L’avocat de l’État auprès du juge de l’« affaire Ghali » : « Il s’agissait de protéger furtivement les intérêts de l’Espagne vis-à-vis des pays tiers »

Dans une ressource où vous demandez le dossier, justifiez les exceptions aux règles générales qui ont été faites. « Il fallait éviter que sa présence soit immédiatement connue à l’extérieur »

Brahim Ghali le 17 février à Bruxelles.
Brahim Ghali le 17 février à Bruxelles.Jean ThysPA
  • déclaration Qui était l’homme en costume-cravate qui a organisé son arrivée au pied de la piste ?

La Procureur d’État a justifié devant le juge d’instruction l’arrivée en Espagne de Brahim Ghali les silences et les exceptions aux règles générales qui ont été faites par le gouvernement puisque, comme il l’affirme, ces décisions étaient légales, raisonnables et proportionnées à une situation qui, après avoir été exposée, a provoqué la crise diplomatique la plus grave avec le Maroc de l’histoire. années.

Le représentant légal de l’ancien ministre Arancha González Laya et son numéro deux Camilo Villarino insiste pour éloigner l’affaire Ghali des deux et le fait par le biais d’un appel dans lequel il demande à nouveau le rejet quatre mois plus tard.

La perspective sur laquelle se fonde la lettre – qui, contrairement à la précédente, arrive avec l’instruction pratiquement finalisée – réduit les actions de ses parrains à une question de sécurité nationale.

Il considère que le secret et la discrétion avec lesquels les Affaires étrangères, avec González Laya à sa tête, ont organisé l’entrée de Ghali étaient légitimes pour protéger l’Espagne contre la réaction, souligne-t-il, de pays tiers.

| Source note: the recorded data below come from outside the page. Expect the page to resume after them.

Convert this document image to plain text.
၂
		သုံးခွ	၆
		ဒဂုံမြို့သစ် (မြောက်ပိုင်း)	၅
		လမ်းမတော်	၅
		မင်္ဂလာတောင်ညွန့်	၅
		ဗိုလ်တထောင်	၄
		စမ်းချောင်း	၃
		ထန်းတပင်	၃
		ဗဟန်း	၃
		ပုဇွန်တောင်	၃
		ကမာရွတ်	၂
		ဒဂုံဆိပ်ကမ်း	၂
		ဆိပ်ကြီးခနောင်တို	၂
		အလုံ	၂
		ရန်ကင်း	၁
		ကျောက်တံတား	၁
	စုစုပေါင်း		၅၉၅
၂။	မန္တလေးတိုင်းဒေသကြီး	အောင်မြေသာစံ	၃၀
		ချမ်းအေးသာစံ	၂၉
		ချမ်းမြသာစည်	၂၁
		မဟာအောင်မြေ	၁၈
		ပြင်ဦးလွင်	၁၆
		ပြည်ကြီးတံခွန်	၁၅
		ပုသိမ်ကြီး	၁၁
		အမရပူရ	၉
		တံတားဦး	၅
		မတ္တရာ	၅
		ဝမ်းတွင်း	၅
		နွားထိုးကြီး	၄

Selon le document auquel EL MUNDO a eu accès, les différences entre ce qui fait l’objet d’une enquête judiciaire et ce qui s’est passé sont, insiste-t-il, abyssales.

Il s’agissait de soigner au plus vite un patient dans une situation extrêmement grave, atteint d’une maladie contagieuse, de répondre à une demande d’aide humanitaire faite d’Etat à Etat, et d’essayer de protéger avec réserve et secret, non seulement la vie privée des patient lui-même, mais aussi l’intérêt de l’Espagne pour la politique étrangère, argumente-t-il.

Concernant le fait que le leader sahraoui historique ait sauté le contrôle des passeports à son arrivée en Espagne, l’avocat de l’Etat se prononce en ces termes : Si finalement le dimanche 18 avril, il avait été décidé d’effectuer un contrôle aux frontières à l’aéroport de Saragosse, rien n’aurait changé, en plus d’ajouter un retard considérable dans le transfert à l’hôpital, et peut-être, un accès encore plus rapide des pays tiers à l’information de la présence de Brahim Ghali en Espagne.

Ce dernier point pourrait causer, les raisons de l’appel, causer des problèmes dans la politique étrangère de l’Espagne. La certitude que la découverte de la présence du leader du Polisario dans le pays représentait un danger est une constante tout au long de la déclaration faite par l’avocat pour demander le dossier de l’affaire. En outre, la ressource se penche également sur les autres raisons pour lesquelles le protocole a été rompu à la base aérienne de Saragosse.

Il n’était pas en mesure de se soumettre lui-même à un contrôle de documentation, et il n’était pas non plus judicieux de le contacter ou de retarder son transfert et son admission en USI plus que strictement nécessaire (…) Des raisons pratiques ont également motivé la décision de ne pas le faire. alors. Et il ajoute : Il s’agissait de minimiser l’heure d’arrivée à l’hôpital d’un patient grave et contagieux, de protéger sa vie privée et d’éviter que sa présence sur le territoire espagnol ne soit immédiatement connue des pays tiers, ce qui pourrait causer des problèmes dans la politique étrangère de l’Espagne. .

Le procureur de la République insiste sur le fait que les actions de González Laya et Villarino n’étaient pas criminelles, ni avant ni pendant le séjour de Brahim Ghali en Espagne, et l’a ainsi expliqué au magistrat Rafael Lasala.

Il n’y a pas eu de résultat matériellement inéquitable et il est évident – poursuit-il – qu’il n’y a pas non plus de finalité illicite ou illégitime. Plutôt le contraire. Les faits prouvés dans la procédure ne constituent pas un crime et toute preuve rationnelle de la commission des crimes signalés a été exclue.